Reviewed by Lexie CornerApr 24 2025
A recent study published in Engineering presents a significant development in dry adhesive technology. Researchers from Xi’an Jiaotong University, including Duorui Wang, Hongmiao Tian, Jinyou Shao, and their team, have developed a self-adaptive core-shell dry adhesive with a "live core." This adhesive shows high-strength adhesion even under non-parallel contact conditions.
(a) The entire structure and cross section of the macroscopic core-shell adhesives; (b) The section morphology of the core-shell adhesives; (c) A brief description of the mechanism of the core-shell adhesives; (d) The adhesion performance of the core-shell adhesives under misalignment situation (2°); (e) Demonstration of the self-adaptation and anti-overturning property of the core-shell adhesives. Image Credit: Duorui Wang et al.
Gecko-inspired adhesion technology, which utilizes van der Waals forces, has potential applications in robotics. However, non-parallel contact—a frequent challenge in real-world engineering scenarios—can weaken adhesion strength, compromising stability and operational efficiency. Despite the high theoretical adhesion potential of artificial dry adhesives, consistent performance has been difficult to achieve due to these non-parallel contact limitations.
The newly developed adhesive is inspired by the soft muscle and rigid bone in a gecko’s sole. It features a mushroom-shaped adhesion tip at the top that uses van der Waals forces for effective grip. It also incorporates a core-shell structure at the base to regulate interface stress.
Unlike traditional core-shell designs with a static "dead core," this adhesive includes a dynamic "live core" that rotates within the soft shell, resembling the function of skeletal joints. This rotation allows for stress equalization at the contact surface, enabling the adhesive to adapt to misalignments and improve performance in non-parallel contact situations.
Using materials such as polydimethylsiloxane (PDMS) and silicone rubber, the researchers fabricated the adhesive and assessed its microstructure, mechanical properties, and adhesion performance under both aligned and misaligned conditions.
The self-adaptive core-shell adhesive demonstrated adhesion strength up to 100 times greater than traditional homogeneous structures when subjected to non-parallel contact. It also exhibited strong anti-overturning capabilities, which are crucial for stable gripping in robotic applications.
Finite element analysis (FEA) was used to investigate the adhesion mechanism. The FEA model showed that rotation of the rigid core within the core-shell structure significantly reduces the effective misalignment angle, optimizing stress distribution at the contact interface. This improved alignment and stress regulation contribute to the adhesive’s enhanced performance.

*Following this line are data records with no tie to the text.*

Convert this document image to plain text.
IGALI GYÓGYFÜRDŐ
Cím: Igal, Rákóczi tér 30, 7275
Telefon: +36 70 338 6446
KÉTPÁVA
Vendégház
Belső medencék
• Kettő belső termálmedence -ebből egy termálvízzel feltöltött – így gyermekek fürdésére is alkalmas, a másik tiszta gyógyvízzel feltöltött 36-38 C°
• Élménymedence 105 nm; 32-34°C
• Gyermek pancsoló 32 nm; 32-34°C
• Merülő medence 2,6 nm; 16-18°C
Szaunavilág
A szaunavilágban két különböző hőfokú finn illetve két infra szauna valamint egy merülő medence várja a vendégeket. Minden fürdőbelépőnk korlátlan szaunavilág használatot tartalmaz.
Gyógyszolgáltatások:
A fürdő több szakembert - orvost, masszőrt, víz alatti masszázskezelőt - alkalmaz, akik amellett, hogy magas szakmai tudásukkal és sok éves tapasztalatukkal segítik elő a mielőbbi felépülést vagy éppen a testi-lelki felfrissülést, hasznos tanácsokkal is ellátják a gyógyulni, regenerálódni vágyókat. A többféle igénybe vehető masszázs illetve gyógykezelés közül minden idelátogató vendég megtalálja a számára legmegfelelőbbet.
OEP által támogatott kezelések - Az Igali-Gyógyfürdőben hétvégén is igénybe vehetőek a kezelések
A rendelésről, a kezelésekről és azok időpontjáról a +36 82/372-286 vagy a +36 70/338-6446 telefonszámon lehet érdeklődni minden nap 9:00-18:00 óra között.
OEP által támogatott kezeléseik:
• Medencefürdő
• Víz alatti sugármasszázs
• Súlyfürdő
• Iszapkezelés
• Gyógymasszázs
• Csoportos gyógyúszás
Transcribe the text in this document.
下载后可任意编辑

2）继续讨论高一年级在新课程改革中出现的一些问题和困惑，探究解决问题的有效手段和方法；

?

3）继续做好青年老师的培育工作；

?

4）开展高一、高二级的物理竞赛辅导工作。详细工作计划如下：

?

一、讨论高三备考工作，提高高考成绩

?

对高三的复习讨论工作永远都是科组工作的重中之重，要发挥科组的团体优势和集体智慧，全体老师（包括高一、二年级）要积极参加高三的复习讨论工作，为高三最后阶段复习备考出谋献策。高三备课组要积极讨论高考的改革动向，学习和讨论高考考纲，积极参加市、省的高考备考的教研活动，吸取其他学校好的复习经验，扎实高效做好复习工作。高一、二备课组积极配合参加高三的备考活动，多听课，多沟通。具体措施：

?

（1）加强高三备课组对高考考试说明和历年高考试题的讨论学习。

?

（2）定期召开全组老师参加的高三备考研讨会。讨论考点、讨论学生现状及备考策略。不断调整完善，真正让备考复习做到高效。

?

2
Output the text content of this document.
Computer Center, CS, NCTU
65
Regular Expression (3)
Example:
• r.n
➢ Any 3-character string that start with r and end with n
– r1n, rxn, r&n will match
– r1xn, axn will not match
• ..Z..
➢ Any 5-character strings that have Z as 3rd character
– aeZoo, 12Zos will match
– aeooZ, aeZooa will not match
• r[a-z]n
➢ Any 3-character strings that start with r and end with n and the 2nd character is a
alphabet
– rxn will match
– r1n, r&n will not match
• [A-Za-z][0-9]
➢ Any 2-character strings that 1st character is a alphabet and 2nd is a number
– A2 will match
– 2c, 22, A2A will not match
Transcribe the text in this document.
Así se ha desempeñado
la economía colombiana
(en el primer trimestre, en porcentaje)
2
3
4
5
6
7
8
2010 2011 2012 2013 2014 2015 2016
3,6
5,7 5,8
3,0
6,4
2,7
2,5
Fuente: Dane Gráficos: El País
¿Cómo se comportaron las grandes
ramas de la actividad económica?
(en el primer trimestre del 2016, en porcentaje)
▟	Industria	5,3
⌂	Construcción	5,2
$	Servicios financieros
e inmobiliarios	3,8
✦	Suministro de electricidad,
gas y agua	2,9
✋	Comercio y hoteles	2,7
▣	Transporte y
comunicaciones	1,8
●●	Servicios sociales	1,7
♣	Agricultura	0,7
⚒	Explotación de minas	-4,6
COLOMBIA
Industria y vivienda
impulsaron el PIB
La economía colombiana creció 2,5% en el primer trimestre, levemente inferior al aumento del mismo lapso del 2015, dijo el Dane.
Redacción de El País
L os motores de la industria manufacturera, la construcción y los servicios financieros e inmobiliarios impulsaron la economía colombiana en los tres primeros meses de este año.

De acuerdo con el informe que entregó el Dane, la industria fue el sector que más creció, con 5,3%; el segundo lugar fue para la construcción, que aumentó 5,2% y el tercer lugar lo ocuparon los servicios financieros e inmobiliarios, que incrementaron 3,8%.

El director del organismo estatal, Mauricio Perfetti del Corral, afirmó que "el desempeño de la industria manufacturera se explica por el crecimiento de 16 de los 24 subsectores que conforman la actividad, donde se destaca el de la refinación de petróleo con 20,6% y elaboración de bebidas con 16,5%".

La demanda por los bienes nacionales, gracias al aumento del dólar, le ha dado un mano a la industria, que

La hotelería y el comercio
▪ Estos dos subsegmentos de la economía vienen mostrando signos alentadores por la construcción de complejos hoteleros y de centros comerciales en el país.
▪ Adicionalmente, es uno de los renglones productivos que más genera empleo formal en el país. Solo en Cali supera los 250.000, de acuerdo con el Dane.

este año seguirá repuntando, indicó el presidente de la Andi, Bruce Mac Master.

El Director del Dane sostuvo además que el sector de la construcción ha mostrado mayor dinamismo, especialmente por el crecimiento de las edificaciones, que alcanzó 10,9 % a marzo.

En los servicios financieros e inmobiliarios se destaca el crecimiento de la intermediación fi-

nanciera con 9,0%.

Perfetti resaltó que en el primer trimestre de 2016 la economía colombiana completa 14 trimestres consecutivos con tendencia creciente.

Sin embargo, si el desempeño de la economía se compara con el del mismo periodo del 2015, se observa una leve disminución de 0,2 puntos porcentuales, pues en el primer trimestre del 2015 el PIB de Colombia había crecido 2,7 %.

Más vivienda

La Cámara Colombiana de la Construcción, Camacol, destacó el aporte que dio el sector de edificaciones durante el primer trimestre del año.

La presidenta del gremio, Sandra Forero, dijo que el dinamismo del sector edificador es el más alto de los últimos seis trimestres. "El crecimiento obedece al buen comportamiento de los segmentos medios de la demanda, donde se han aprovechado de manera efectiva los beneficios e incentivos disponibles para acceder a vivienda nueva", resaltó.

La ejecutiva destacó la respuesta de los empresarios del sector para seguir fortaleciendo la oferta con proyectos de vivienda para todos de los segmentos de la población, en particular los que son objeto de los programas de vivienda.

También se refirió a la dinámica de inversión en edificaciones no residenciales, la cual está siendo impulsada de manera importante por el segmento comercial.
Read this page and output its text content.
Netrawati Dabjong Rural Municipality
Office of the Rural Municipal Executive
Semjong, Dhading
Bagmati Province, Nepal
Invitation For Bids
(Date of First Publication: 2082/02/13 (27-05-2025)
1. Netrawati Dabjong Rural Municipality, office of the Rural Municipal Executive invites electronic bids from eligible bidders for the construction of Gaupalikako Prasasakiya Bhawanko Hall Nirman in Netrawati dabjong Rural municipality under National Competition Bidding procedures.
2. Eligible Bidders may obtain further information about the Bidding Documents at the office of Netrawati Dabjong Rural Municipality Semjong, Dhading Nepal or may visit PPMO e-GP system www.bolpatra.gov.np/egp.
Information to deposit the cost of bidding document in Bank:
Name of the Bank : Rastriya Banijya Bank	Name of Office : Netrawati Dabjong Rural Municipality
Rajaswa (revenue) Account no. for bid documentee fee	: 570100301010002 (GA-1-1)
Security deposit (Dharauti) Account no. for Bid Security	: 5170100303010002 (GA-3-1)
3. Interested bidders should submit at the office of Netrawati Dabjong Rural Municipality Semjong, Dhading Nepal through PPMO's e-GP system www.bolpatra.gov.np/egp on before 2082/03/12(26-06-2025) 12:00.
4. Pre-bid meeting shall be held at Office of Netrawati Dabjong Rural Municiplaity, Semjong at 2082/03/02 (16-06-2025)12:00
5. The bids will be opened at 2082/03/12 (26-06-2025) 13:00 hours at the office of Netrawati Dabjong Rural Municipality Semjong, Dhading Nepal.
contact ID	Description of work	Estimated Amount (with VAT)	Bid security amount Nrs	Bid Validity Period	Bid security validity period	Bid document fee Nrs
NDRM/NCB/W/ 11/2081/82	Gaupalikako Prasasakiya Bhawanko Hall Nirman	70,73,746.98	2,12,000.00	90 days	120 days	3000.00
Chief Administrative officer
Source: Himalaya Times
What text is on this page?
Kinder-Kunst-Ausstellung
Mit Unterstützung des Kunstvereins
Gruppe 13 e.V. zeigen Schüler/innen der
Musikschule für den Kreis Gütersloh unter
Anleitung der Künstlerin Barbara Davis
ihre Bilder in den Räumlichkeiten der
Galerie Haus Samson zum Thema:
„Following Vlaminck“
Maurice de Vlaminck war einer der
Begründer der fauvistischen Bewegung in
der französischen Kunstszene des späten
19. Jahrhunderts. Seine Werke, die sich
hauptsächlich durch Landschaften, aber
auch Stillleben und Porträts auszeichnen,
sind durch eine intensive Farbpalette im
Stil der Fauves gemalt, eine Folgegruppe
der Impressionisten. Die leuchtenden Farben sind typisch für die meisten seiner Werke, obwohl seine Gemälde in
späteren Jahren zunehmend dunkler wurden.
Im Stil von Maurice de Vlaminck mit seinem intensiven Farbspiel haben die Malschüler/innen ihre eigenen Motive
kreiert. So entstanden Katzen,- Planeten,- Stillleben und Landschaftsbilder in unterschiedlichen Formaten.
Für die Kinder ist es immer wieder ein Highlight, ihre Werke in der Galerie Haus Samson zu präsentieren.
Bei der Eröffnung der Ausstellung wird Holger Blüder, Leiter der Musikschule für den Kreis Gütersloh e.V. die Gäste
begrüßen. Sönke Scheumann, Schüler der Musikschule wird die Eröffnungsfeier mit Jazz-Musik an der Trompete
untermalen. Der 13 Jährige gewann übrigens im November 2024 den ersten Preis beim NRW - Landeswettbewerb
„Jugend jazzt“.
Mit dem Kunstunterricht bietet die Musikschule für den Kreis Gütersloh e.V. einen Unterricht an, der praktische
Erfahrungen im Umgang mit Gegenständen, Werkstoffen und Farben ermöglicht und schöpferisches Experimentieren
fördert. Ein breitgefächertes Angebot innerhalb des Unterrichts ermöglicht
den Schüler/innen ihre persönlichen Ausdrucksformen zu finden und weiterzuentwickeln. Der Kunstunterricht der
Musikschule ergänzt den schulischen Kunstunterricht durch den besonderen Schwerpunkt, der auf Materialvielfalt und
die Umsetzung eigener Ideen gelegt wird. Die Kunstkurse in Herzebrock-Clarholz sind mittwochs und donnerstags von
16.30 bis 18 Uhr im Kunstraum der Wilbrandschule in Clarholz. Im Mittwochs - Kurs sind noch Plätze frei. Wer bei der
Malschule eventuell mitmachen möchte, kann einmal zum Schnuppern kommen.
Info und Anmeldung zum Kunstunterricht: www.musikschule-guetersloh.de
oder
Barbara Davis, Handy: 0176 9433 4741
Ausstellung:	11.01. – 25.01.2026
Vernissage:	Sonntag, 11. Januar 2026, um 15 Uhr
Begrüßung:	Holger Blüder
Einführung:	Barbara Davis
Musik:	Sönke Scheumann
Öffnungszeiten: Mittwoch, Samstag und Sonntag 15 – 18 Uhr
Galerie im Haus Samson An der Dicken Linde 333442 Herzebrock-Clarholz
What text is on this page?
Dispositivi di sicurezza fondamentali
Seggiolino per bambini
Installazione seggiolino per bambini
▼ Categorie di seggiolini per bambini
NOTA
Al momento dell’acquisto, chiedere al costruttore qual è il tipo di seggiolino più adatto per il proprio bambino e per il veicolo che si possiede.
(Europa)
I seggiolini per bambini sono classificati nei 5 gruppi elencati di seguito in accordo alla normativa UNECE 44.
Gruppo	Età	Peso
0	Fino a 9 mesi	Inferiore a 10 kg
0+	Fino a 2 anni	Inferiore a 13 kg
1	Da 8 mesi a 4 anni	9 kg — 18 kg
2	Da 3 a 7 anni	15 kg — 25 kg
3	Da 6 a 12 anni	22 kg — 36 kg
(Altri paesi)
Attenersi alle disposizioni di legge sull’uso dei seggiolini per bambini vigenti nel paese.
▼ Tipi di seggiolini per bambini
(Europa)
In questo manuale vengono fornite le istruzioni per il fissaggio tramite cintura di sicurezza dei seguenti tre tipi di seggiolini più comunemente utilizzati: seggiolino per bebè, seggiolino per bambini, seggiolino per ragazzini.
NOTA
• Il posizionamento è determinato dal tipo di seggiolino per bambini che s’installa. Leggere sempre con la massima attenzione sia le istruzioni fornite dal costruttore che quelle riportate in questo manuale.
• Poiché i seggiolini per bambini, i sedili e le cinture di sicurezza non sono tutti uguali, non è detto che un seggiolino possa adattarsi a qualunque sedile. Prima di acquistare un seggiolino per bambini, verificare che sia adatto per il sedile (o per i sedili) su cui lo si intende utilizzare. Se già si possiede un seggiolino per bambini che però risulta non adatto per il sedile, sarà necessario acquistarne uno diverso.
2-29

The adhesive’s performance was quantitatively assessed, demonstrating its superior capabilities under various preload conditions. The adhesive maintained strong and consistent adhesion even in high-temperature and water-rich environments.
To improve performance, the researchers optimized the adhesive’s structural design by studying the impact of factors such as the stiffness of the soft shell and rigid core, the geometric positioning of the rigid core, and its size on the core’s rotational angle and overall adhesion strength.
This self-adaptive core-shell dry adhesive offers significant potential for object manipulation, particularly on sloped or irregular surfaces. Its ability to adapt to non-parallel contact and resist overturning makes it well-suited for precision tasks, such as optical component assembly.
This technology marks a significant advancement in the development of gecko-inspired adhesion-based devices and systems.
Journal Reference:
Wang, D., et al. (2025). Self-Adaptive Core-Shell Dry Adhesive with a “Live Core” for High-Strength Adhesion under Non-Parallel Contact. Engineering. doi.org/10.1016/j.eng.2024.12.035.